Conforme observou Petrone (op cit), embora, em seu conjunto, os bananais impressionassem pela continuidade das plantações na paisagem, como ocorria no Peroupava, por exemplo, as propriedades eram relativamente modestas. Contudo, não é unicamente o tamanho da área plantada que caracteriza o sistema de produção da banana. Destacaríamos como suas características fundamentais: o objetivo

estritamente comercial; uso intensivo do solo; aplicação de insumos industriais; comercialização fora do mercado regional.

Para nós, que viemos falando da produção agrícola cabocla, talvez o mais importante seja indicar a transformação que se procede sobre a condição geral da produção agrícola, aqui colocada nas palavras de Müller:

[...] com a extensão do mercado urbano-industrial de capitais para o campo – ou seja, com a urbanização do campo – redefinem-se as articulações entre mercados de consumo, de matérias-primas e de trabalho (1980, p.84).

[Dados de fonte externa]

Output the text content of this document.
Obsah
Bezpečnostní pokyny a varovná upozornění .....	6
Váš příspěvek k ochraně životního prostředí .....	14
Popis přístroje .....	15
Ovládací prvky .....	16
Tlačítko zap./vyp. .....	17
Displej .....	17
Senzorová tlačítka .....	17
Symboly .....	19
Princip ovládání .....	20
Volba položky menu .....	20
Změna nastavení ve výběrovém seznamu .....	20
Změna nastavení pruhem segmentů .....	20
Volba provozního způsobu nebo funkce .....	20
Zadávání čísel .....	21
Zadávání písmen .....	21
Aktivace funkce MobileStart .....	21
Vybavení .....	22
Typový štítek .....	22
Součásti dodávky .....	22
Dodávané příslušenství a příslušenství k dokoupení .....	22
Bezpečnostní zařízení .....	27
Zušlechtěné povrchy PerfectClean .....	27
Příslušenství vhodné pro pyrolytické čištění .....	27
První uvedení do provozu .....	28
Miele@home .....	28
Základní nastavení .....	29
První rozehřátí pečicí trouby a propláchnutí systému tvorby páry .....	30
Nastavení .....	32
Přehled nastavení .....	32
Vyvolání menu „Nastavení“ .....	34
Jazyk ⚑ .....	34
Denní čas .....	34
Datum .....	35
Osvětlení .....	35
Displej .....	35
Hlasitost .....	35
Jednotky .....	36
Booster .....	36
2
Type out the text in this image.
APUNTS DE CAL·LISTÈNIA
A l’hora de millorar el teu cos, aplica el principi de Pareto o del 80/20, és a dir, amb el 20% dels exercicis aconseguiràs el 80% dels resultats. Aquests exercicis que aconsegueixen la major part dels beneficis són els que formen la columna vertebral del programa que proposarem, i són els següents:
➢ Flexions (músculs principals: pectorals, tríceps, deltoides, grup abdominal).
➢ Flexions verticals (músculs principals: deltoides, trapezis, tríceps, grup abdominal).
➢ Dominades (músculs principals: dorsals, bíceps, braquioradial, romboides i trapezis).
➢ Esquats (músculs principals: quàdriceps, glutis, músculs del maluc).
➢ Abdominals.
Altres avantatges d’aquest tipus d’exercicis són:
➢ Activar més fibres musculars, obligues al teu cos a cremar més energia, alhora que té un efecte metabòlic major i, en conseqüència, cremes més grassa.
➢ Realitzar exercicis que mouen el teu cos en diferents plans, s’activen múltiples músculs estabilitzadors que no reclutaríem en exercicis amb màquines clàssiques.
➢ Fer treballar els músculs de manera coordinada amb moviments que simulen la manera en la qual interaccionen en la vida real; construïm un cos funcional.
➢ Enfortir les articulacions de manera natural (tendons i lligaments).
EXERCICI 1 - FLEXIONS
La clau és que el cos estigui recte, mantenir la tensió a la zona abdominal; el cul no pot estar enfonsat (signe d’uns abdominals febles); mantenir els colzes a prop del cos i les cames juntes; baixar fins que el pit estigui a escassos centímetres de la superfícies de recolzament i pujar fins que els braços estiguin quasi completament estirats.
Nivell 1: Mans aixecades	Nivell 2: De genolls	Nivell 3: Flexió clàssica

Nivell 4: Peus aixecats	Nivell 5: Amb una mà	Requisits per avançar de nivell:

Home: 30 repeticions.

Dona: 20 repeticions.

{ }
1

A pressão desse novo patamar sobre as primitivas formas de organização da produção mostra-se clara: ou tecnificam o processo produtivo ou a penalização social as alijará da concorrência (ibidem, p.84).

Em suma, o conjunto de ações estatais imprimiu uma ordem tal, que a lavoura tradicional, suas técnicas e produtos tornaram-se desqualificados, devendo ser substituídos por lavouras permanentes, manejadas por meio de técnicas mais modernas, e de interesse do mercado.

Sem dúvida, a agricultura cabocla foi impulsionada a ajustar-se, a intensificar-se, muito embora as vias que lhe foram possíveis tenham sido pouco vantajosas. O caboclo não conseguiu se beneficiar plenamente da estrutura de transporte instaurada, assim como dos incentivos econômicos concedidos na década de 70. Os motivos são os mais óbvios. Se o sitiante entra em programa de crédito agrícola, necessariamente, deverá introduzir técnicas mais intensivas para aumentar a sua produção a ponto de poder quitar o empréstimo adquirido. Tal manobra era bastante improvável e temerária para o sitiante, que não tinha conhecimento sobre técnicas intensivas de agricultura e não foi instruído para tal; não tinha capital para investir, tampouco os documentos necessários para aproveitar-se das linhas de crédito.

Possivelmente muito sitiante sequer ficou sabendo se algum programa creditício cabia ao seu proveito... possivelmente tinha – porque ainda tem – medo dos empréstimos bancários e temor de suas burocracias incompreensíveis, enfim, foram muitas as suas contrariedades, as quais ainda merecerão comentários neste capítulo.

Importa agora notar que o Estado não se preocupou com esta realidade social do município; com a possibilidade de desenvolvê-la desde sua base98. Sua intervenção

foi, em certo sentido, autoritária – autoritária, como a natureza do seu regime de governo.